I have to plead ignorance on this subject, since I usually only even contemplate doing more than one gov-switch per game if I'm running a Religious Civ, and anyway tend to be a Republican builder (aiming for a Space or Diplo vic) rather than a Monarchical warmonger. So I rarely go Commie (I vaguely remember using it in a Vanilla game once, but never in Conquests), and have never actually built the SPHQ.

However, I did find a post by Chieftess in this very short thread, the SPHQ still has an effect (presumably only on its city) outside of a Commie gov, so (assuming that her post wasn't invalidated by a subsequent patch...) building it in a 90% corrupt city that would otherwise have the potential to be a good producer would seem to be sensible.

On a slightly related note, if you're planning on going Commie, I would guess that specialist farming is not a sensible tactic -- since a vast number of tiny-but-corrupt cities would drag everything else down? So it would be better to build fewer cities, but more spread out (CxxC to CxxxC) so that they can all get to Pop12 and work 12 tiles...?
 
Good point Theov.

I have to plead ignorance on this subject, since I usually only even contemplate doing more than one gov-switch per game if I'm running a Religious Civ, and anyway tend to be a Republican builder (aiming for a Space or Diplo vic) rather than a Monarchical warmonger. So I rarely go Commie (I vaguely remember using it in a Vanilla game once, but never in Conquests), and have never actually built the SPHQ.

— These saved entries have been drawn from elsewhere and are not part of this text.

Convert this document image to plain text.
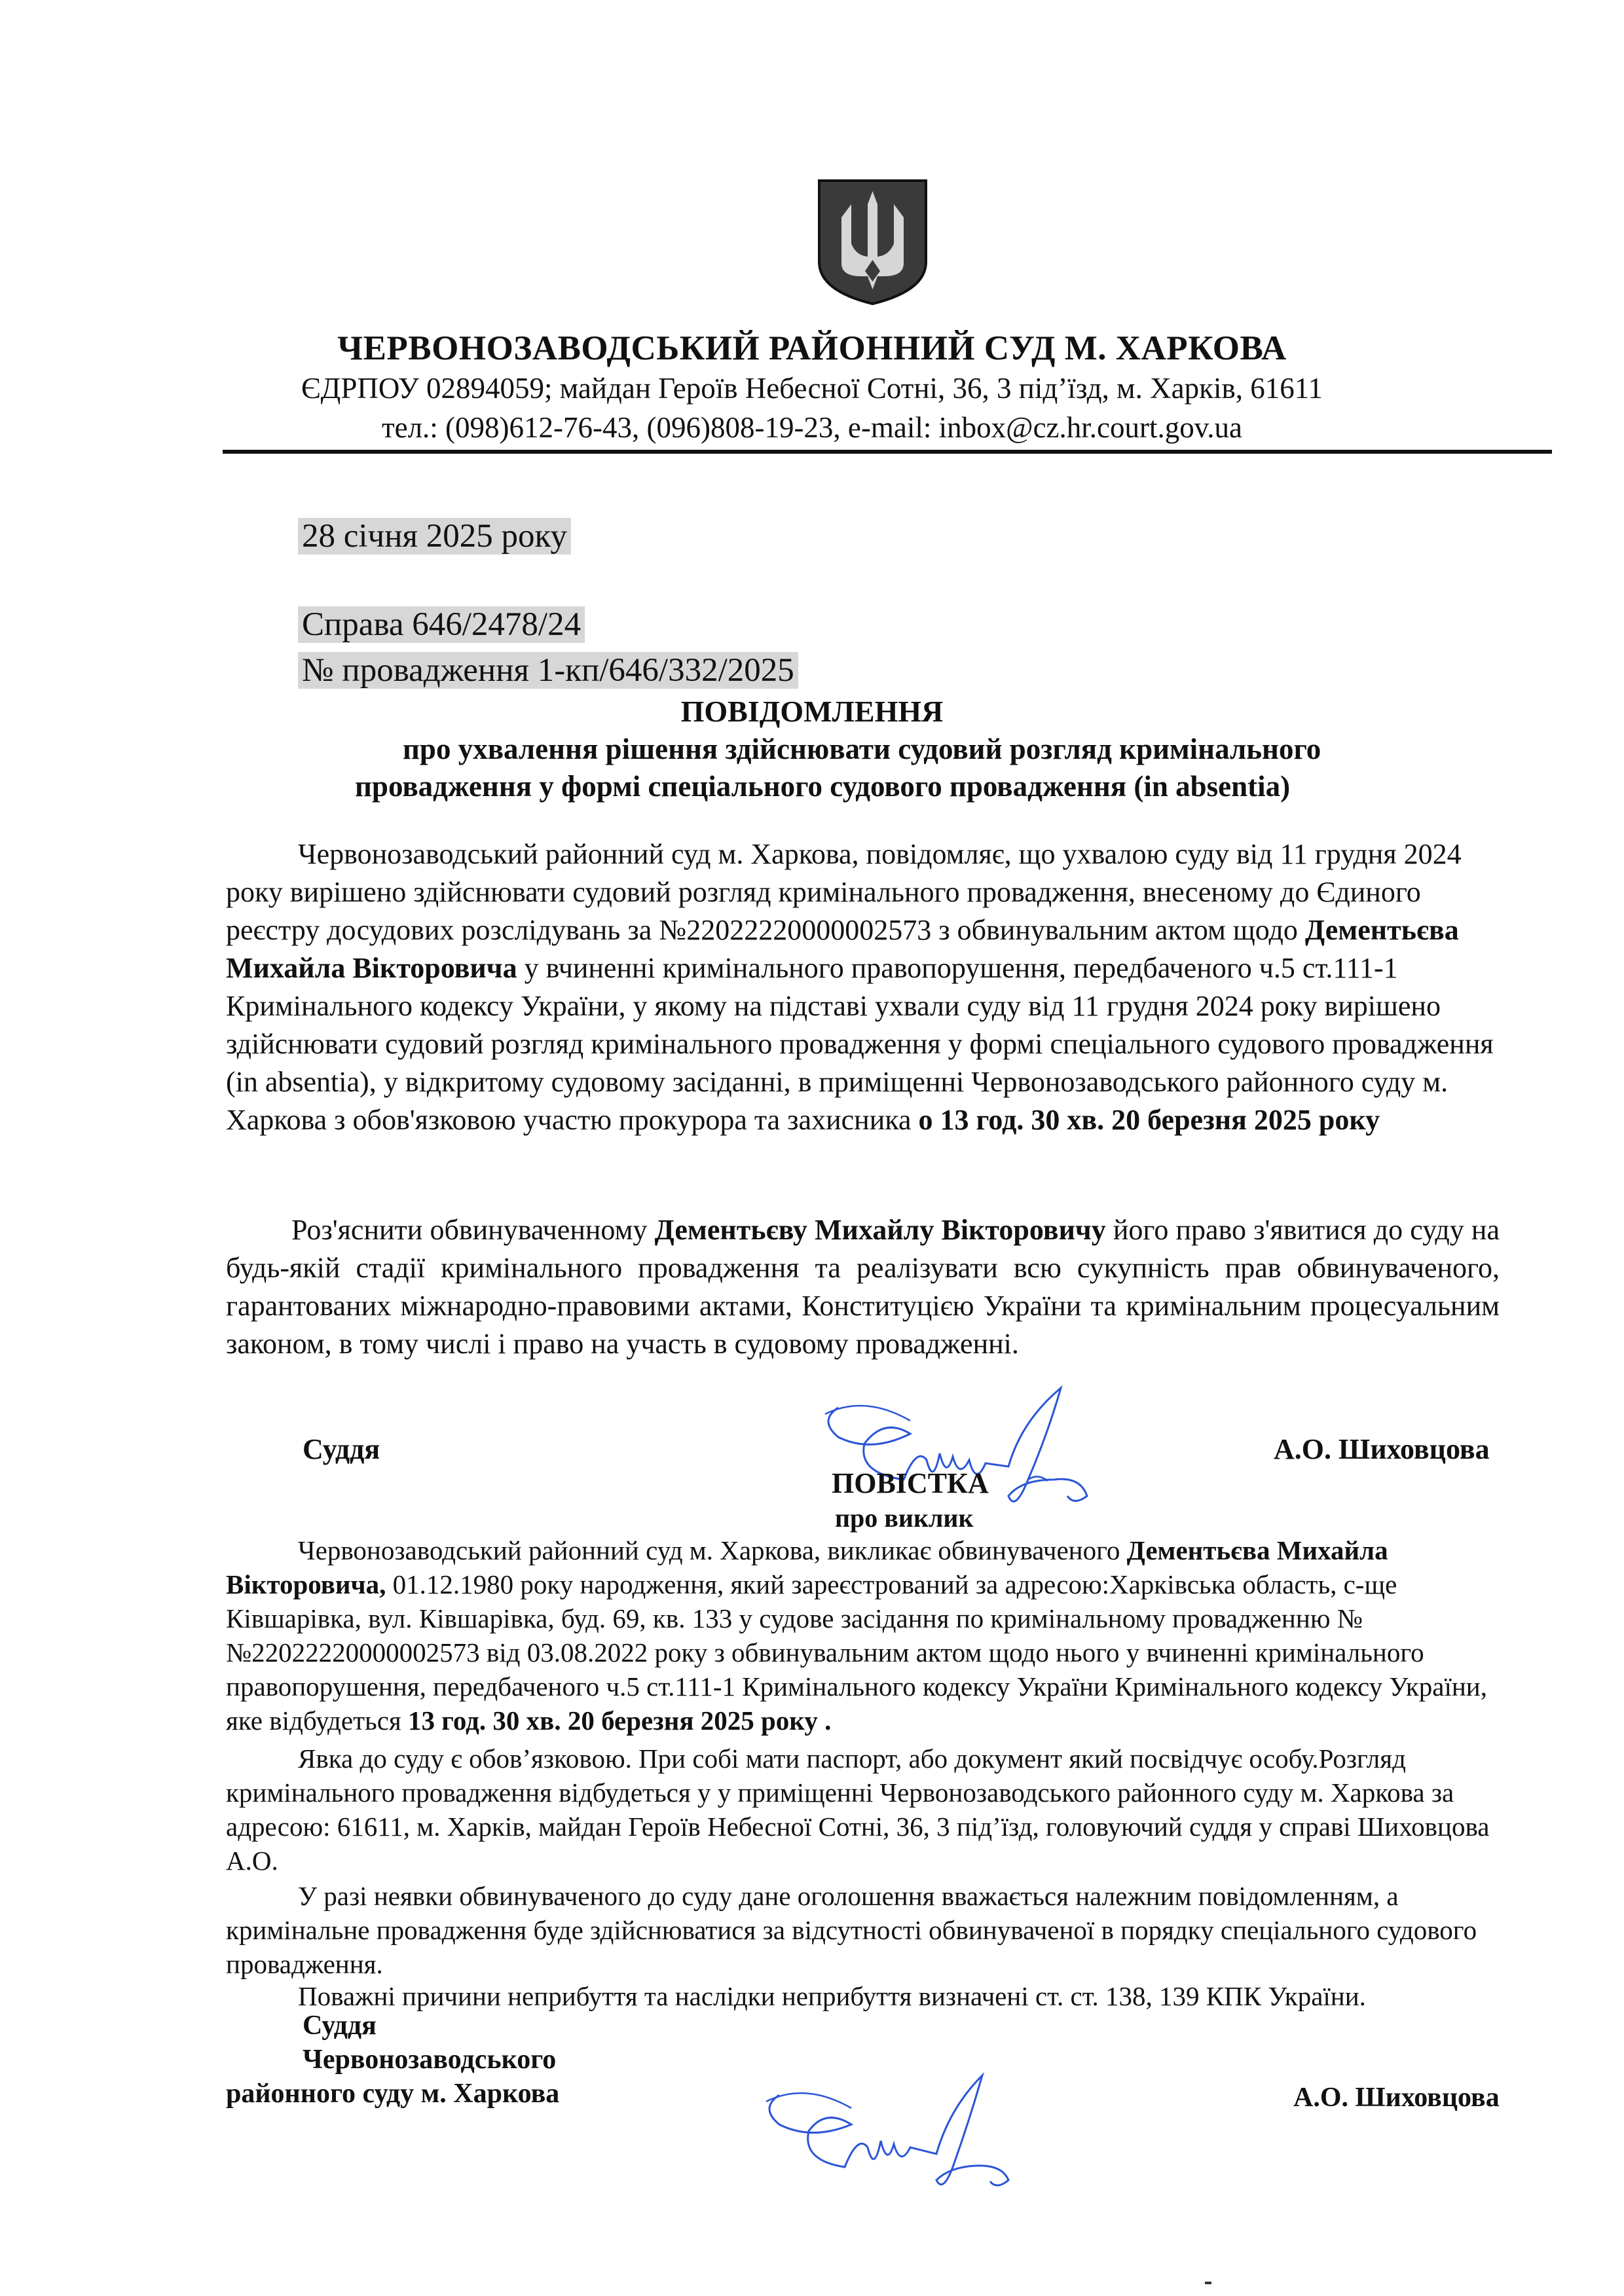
ЧЕРВОНОЗАВОДСЬКИЙ РАЙОННИЙ СУД М. ХАРКОВА
ЄДРПОУ 02894059; майдан Героїв Небесної Сотні, 36, 3 під’їзд, м. Харків, 61611
тел.: (098)612-76-43, (096)808-19-23, e-mail: inbox@cz.hr.court.gov.ua
28 січня 2025 року
Справа 646/2478/24
№ провадження 1-кп/646/332/2025
ПОВІДОМЛЕННЯ
про ухвалення рішення здійснювати судовий розгляд кримінального
провадження у формі спеціального судового провадження (in absentia)
Червонозаводський районний суд м. Харкова, повідомляє, що ухвалою суду від 11 грудня 2024 року вирішено здійснювати судовий розгляд кримінального провадження, внесеному до Єдиного реєстру досудових розслідувань за №22022220000002573 з обвинувальним актом щодо Дементьєва Михайла Вікторовича у вчиненні кримінального правопорушення, передбаченого ч.5 ст.111-1 Кримінального кодексу України, у якому на підставі ухвали суду від 11 грудня 2024 року вирішено здійснювати судовий розгляд кримінального провадження у формі спеціального судового провадження (in absentia), у відкритому судовому засіданні, в приміщенні Червонозаводського районного суду м. Харкова з обов'язковою участю прокурора та захисника о 13 год. 30 хв. 20 березня 2025 року
Роз'яснити обвинуваченному Дементьєву Михайлу Вікторовичу його право з'явитися до суду на будь-якій стадії кримінального провадження та реалізувати всю сукупність прав обвинуваченого, гарантованих міжнародно-правовими актами, Конституцією України та кримінальним процесуальним законом, в тому числі і право на участь в судовому провадженні.
Суддя	А.О. Шиховцова
ПОВІСТКА
про виклик
Червонозаводський районний суд м. Харкова, викликає обвинуваченого Дементьєва Михайла Вікторовича, 01.12.1980 року народження, який зареєстрований за адресою:Харківська область, с-ще Ківшарівка, вул. Ківшарівка, буд. 69, кв. 133 у судове засідання по кримінальному провадженню №№22022220000002573 від 03.08.2022 року з обвинувальним актом щодо нього у вчиненні кримінального правопорушення, передбаченого ч.5 ст.111-1 Кримінального кодексу України Кримінального кодексу України, яке відбудеться 13 год. 30 хв. 20 березня 2025 року .
Явка до суду є обов’язковою. При собі мати паспорт, або документ який посвідчує особу.Розгляд кримінального провадження відбудеться у у приміщенні Червонозаводського районного суду м. Харкова за адресою: 61611, м. Харків, майдан Героїв Небесної Сотні, 36, 3 під’їзд, головуючий суддя у справі Шиховцова А.О.
У разі неявки обвинуваченого до суду дане оголошення вважається належним повідомленням, а кримінальне провадження буде здійснюватися за відсутності обвинуваченої в порядку спеціального судового провадження.
Поважні причини неприбуття та наслідки неприбуття визначені ст. ст. 138, 139 КПК України.
Суддя
Червонозаводського
районного суду м. Харкова	А.О. Шиховцова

However, I did find a post by Chieftess in this very short thread, the SPHQ still has an effect (presumably only on its city) outside of a Commie gov, so (assuming that her post wasn't invalidated by a subsequent patch...) building it in a 90% corrupt city that would otherwise have the potential to be a good producer would seem to be sensible.

On a slightly related note, if you're planning on going Commie, I would guess that specialist farming is not a sensible tactic -- since a vast number of tiny-but-corrupt cities would drag everything else down? So it would be better to build fewer cities, but more spread out (CxxC to CxxxC) so that they can all get to Pop12 and work 12 tiles...?

I went Commie before I ever made science/gold farms. I hardly use them nowadays.
When you then conquer a large empire and have some productive land to work with (like, you're on the Americas and you conquer something in Asia/Australia) and you're on a warpath to victory, it can help to get production up, you whip new cities for a granary or lib, the war weariness is None and the chances of a flip reduces when the original population is whipped away.... Commie can be a good end-game gov.
I've used it a few times and it makes the "I've won already, all I need to do is wipe everyone out now" stages of the game.

No. The SPHQ becomes just a pile of bricks when you are out of Communism.

Specialist farms are pretty much the same under commie. But you can put those maggots to work by mining the tiles.
But indeed, if you're planning to go Commie, you're better off with large productive cities.

See my sig for some extra info about govs.